Nicole’s new album features 14 powerful, blues-influenced songs, including the Bill Withers-penned “Hot Spell,” and appearances by Kenny Wayne Shepherd, Luther Dickinson, Walter Trout and Sonny Landreth.

“Coming back to Philly is always special for me,” said Nicole, During a recent phone interview from her home in Kansas City. “I spent a lot of time in Philadelphia when I was a young musician.”

Born Danielle Nicole Schnebelen, Nicole comes from a long line of singers and musicians and showed an affinity for singing almost from birth.

Growing up in Kansas City, Missouri, she performed in public for the first time at the age of 12, singing Koko Taylor’s “Never Trust a Man” as part of a Blues for Schools program at her elementary school. 

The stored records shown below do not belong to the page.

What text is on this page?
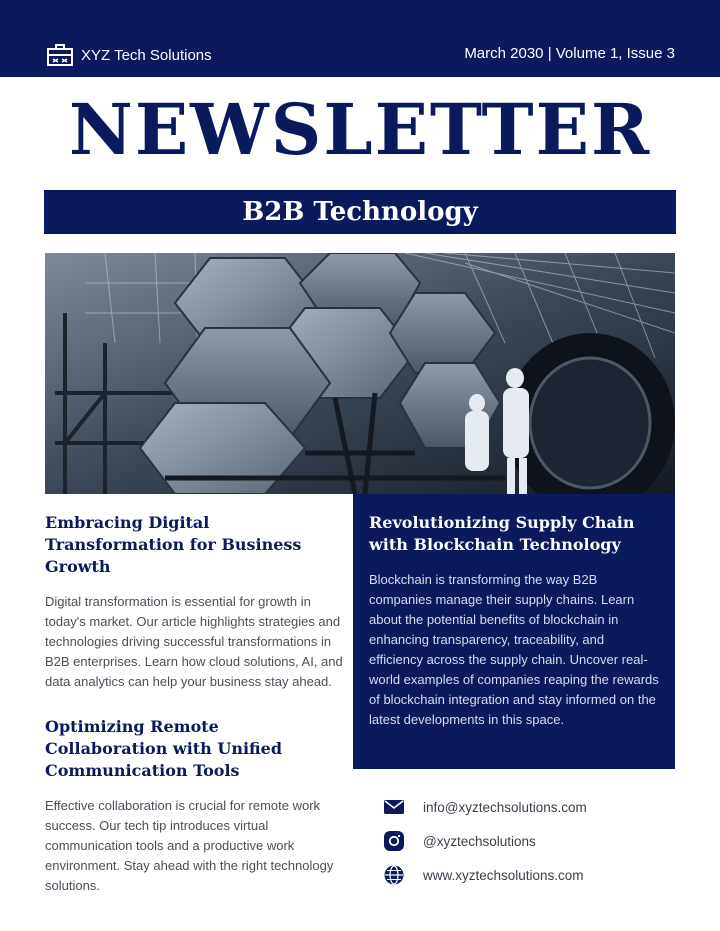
XYZ Tech Solutions	March 2030 | Volume 1, Issue 3
NEWSLETTER
B2B Technology
Embracing Digital Transformation for Business Growth

Digital transformation is essential for growth in today's market. Our article highlights strategies and technologies driving successful transformations in B2B enterprises. Learn how cloud solutions, AI, and data analytics can help your business stay ahead.

Optimizing Remote Collaboration with Unified Communication Tools

Effective collaboration is crucial for remote work success. Our tech tip introduces virtual communication tools and a productive work environment. Stay ahead with the right technology solutions.

Revolutionizing Supply Chain with Blockchain Technology

Blockchain is transforming the way B2B companies manage their supply chains. Learn about the potential benefits of blockchain in enhancing transparency, traceability, and efficiency across the supply chain. Uncover real-world examples of companies reaping the rewards of blockchain integration and stay informed on the latest developments in this space.

info@xyztechsolutions.com
@xyztechsolutions
www.xyztechsolutions.com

In her early teens, she began singing in local coffeehouses and at open mic events, often jamming with her parents at clubs that would allow minors. At 16, she became lead singer in her father’s band, Little Eva and the Works.  In 1999, she started her own band, Fresh Brew, with some older local musicians. Fresh Brew performed for four years and represented Kansas City in the prestigious International Blues Challenge. 

It was during this time that Nicole and her brothers formed a family band — Trampled Under Foot — and relocated to Philadelphia in the process. To maintain the family concept, Nicole learned to play bass. Trampled Under Foot traveled the world, recorded several self-released albums, and built a sizable national fan base through years of nonstop roadwork.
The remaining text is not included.